The major labels desperately need to marshal those resources to once again become engaged in artist development — supporting dedicated, talented acts over a number of releases, and not just counting on a lightning blockbuster.
Consider Bob Dylan’s career. The late John Hammond Sr., the legendary producer, told me once that those who ran Columbia wanted to drop Dylan from the label after his first couple of albums. How many recordings was Dylan selling then, and how many is he selling today? How long did it take him to get where he is today? An entire lifetime, a 40-year career! John Hammond’s vision, however, is still generating profits for Columbia (now Sony) decades after his death. Where are the label executives with that vision and patience today?

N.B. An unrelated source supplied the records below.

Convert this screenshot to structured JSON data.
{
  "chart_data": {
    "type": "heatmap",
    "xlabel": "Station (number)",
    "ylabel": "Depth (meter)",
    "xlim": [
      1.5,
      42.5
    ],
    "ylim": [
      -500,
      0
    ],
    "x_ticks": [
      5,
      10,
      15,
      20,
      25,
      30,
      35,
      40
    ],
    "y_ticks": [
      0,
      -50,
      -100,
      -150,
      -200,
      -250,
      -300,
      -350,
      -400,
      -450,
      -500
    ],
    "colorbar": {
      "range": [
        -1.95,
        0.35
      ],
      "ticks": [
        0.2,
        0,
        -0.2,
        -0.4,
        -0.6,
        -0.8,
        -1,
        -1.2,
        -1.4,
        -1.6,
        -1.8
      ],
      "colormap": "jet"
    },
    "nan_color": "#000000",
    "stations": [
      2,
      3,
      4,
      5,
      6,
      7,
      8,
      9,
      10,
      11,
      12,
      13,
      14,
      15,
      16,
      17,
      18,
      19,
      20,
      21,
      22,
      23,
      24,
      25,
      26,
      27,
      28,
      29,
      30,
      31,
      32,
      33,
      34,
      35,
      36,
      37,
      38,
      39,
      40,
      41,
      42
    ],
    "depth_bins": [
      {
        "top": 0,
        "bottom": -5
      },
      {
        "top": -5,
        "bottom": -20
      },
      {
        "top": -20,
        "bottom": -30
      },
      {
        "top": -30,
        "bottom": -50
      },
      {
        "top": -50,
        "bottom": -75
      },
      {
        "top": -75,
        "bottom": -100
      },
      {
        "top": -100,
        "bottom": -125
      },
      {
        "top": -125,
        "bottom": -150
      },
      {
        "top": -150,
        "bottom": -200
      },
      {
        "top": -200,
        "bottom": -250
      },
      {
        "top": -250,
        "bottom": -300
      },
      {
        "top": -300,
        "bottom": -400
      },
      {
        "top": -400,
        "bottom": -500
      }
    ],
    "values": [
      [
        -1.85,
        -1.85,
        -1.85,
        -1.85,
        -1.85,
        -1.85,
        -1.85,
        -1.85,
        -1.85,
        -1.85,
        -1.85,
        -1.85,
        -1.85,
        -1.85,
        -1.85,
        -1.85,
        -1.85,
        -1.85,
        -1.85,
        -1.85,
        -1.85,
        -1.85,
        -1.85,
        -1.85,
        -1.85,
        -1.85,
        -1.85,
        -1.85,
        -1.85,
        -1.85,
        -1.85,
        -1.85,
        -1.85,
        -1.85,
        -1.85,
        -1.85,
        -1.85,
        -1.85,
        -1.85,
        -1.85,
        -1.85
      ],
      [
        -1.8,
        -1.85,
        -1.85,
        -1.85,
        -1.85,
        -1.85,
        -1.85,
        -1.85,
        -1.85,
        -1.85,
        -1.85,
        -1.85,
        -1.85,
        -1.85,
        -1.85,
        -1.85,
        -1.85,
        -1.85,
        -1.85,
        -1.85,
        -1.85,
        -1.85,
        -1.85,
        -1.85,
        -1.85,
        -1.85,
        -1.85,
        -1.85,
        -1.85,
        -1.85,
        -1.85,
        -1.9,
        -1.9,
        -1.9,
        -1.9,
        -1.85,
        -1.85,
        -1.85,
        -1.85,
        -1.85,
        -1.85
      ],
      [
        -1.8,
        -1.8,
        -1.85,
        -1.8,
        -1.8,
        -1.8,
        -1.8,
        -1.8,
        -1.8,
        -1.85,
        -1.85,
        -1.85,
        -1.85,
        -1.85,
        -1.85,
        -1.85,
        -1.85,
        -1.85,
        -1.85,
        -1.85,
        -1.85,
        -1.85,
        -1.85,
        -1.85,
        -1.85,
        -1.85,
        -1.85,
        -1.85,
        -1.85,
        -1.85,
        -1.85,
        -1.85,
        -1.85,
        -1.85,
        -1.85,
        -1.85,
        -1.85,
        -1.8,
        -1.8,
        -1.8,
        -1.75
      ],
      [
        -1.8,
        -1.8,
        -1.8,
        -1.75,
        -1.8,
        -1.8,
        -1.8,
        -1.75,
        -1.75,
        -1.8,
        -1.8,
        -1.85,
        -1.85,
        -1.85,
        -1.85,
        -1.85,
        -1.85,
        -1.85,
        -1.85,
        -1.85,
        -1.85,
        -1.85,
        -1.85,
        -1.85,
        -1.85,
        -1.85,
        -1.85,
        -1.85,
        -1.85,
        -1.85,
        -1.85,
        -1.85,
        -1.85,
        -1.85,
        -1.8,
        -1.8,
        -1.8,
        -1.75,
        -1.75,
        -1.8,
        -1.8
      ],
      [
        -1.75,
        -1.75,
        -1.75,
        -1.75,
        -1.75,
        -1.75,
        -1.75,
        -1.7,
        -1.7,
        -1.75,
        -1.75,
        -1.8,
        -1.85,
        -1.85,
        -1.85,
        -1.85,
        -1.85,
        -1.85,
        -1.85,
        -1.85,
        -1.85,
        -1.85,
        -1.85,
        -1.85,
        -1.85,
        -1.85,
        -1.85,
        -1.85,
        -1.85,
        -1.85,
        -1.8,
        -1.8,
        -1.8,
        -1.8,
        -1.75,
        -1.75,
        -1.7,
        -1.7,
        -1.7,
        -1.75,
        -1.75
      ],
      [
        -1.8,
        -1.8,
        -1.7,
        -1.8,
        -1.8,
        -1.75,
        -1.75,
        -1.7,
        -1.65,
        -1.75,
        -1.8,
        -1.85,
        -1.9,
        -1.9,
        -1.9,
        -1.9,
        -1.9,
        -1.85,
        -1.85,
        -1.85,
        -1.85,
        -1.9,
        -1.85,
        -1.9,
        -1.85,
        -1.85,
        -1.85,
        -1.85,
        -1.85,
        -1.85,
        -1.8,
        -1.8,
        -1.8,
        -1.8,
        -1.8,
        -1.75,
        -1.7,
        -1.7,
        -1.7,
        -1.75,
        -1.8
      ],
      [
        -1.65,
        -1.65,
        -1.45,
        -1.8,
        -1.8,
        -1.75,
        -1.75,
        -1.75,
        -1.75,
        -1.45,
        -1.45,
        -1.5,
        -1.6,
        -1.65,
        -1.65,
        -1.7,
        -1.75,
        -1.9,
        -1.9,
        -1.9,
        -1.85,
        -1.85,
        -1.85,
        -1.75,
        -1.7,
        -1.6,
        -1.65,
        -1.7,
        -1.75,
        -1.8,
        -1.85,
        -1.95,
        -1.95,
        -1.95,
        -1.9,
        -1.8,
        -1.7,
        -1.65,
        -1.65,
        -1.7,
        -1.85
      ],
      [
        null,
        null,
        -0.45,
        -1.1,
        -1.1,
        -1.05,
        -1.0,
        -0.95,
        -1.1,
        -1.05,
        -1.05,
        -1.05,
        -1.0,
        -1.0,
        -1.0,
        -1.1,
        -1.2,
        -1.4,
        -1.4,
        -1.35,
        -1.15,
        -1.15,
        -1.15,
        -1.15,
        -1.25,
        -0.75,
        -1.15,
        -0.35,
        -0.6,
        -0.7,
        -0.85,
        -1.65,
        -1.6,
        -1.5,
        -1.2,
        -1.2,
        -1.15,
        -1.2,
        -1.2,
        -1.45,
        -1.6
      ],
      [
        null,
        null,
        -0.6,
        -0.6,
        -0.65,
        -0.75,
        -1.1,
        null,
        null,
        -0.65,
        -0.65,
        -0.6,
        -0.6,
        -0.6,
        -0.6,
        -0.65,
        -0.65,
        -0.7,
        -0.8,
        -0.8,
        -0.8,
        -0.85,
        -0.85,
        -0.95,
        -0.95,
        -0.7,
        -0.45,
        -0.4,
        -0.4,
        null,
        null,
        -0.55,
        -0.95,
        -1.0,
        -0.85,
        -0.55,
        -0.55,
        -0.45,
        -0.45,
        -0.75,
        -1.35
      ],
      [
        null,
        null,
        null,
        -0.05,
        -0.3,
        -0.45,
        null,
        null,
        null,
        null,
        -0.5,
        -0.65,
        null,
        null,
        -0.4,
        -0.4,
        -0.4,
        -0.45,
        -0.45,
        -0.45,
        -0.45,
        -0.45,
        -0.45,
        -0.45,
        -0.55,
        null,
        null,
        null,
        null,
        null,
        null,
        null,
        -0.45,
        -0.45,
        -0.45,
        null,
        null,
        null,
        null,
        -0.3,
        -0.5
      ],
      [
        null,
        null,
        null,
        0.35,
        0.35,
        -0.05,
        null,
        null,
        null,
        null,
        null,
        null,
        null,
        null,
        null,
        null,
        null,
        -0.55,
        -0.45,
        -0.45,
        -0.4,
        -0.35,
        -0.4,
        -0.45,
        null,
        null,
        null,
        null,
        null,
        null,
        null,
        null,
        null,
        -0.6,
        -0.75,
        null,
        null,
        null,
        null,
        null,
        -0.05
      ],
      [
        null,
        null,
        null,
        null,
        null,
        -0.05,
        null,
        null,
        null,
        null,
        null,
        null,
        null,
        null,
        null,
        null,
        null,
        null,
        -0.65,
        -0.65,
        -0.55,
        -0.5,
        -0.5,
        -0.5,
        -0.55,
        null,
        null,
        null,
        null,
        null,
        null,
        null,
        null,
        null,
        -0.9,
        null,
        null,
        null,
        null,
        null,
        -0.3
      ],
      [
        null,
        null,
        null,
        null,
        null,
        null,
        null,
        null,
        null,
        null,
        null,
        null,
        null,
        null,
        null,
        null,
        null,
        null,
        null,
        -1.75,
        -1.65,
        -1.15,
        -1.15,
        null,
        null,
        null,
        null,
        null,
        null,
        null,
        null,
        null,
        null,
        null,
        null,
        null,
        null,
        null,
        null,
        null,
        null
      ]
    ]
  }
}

Developing artists takes time. First the majors must solve the piracy problem, which is going to require some form of encryption, plain and simple. Once they regain control of their product, they will have to begin working the niches, just as the small independents already do. They will have to trim their bloated overhead, and they’ll need to adjust recording budgets to reflect the economy and added productivity of the new technology. Instead of having a few expensive acts selling multimillions, perhaps they will need to sign a hundred acts who are selling 10,000 to 100,000 copies.
The problem with corporations, however, is that by their very nature, they cannot be run by patient men. Capitalism is not patient. But this will have to change from the top down in the music business, or the industry will cease to exist. Technology will not stop, and the demographic curve is cast.
The third certainty, which may well be our salvation, is that the need for music will never disappear from the human heart. It is part of the rhythm of the stars and the universe. People will seek it out, as they must. People need the stories, people need the beat, and people need the inspiration. The structure of the business may change; the delivery system may change; many people may go broke in the process. But when the dust settles, the drummers will drum and the singers will sing, whether they are paid or not. That’s the magic.